L’État français devrait reconnaÎtre le rôle fondamental de l’université pour l’avenir de la Nation, notamment en alignant les moyens pédagogiques à des niveaux comparables à ceux des post-bac des lycées et en agissant pour la reconnaissance du doctorat dans le secteur public et privé.


A&I UNSA s’est félicité de la cohérence de bon sens maintenue avec la confirmation du ministère unique.
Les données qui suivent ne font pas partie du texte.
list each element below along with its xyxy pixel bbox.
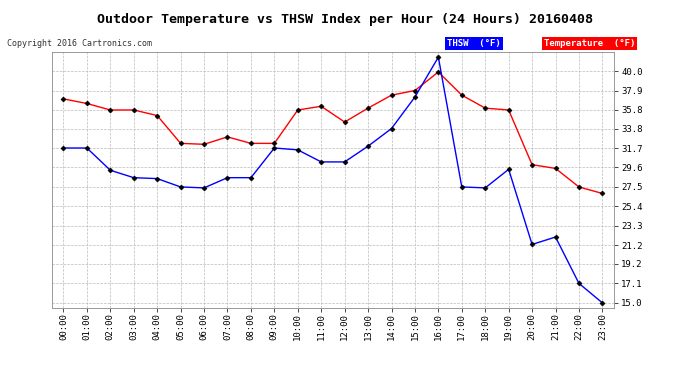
Text: Temperature  (°F): Temperature (°F) <box>544 39 635 48</box>
Text: Copyright 2016 Cartronics.com: Copyright 2016 Cartronics.com <box>7 39 152 48</box>
Text: THSW  (°F): THSW (°F) <box>447 39 501 48</box>
Text: Outdoor Temperature vs THSW Index per Hour (24 Hours) 20160408: Outdoor Temperature vs THSW Index per Ho… <box>97 13 593 26</box>
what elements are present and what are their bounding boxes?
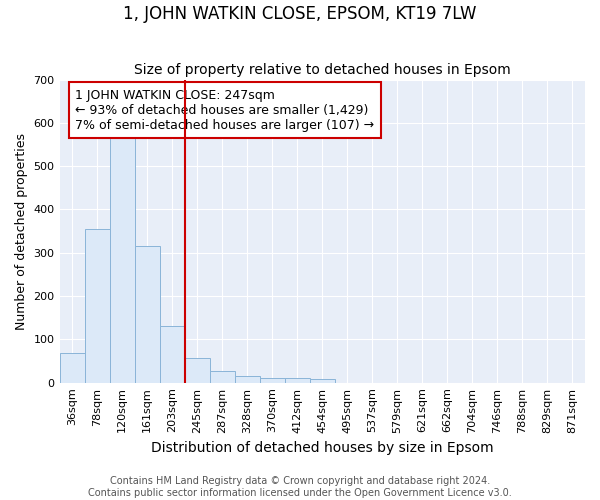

Le syndicat représentant les personnels administratifs, revendique un agenda social qui donne du sens et des perspectives, notamment dans le cadre du budget triennal 2015-2017. Il prône une approche globale de l’ensemble des BIATSS et demande que la démarche carrières/mobilité –dont la circulaire doit être publiée au BOEN le 18 novembre- serve de cadrage général à leur gestion, quel que soit le secteur de travail dans notre département ministériel. Une vraie révolution culturelle après des années de libéralisme facilitée par la loi LRU. L’autonomie ne veut pas dire indépendance vis-à-vis de la Ministre.

Enfin, nous avons réaffirmé notre rejet d’une 4ème mini fonction publique de l’ESR. L’UNSA note avec satisfaction que le gouvernement n’a pas retenu cette perspective, contrairement à la démarche de certaines organisations syndicales.

S’engageant à ce que cette première prise de contact soit suivie rapidement d’une nouvelle rencontre afin d’approfondir l’ensemble des points évoqués, la Ministre a affirmé partager plusieurs de nos constats et analyses. Elle a rappelé la nécessité d’équilibrer l’autonomie des établissements par la structuration d’un cadre national qui donne des règles communes et partagées. Elle a insisté sur le fait que les chantiers, qui vont s’ouvrir dans l’ESR dans le cadre de l’agenda social acté par le protocole (dont l’UNSA est signataire), devraient permettre une première prise en compte de nombreux sujets abordés.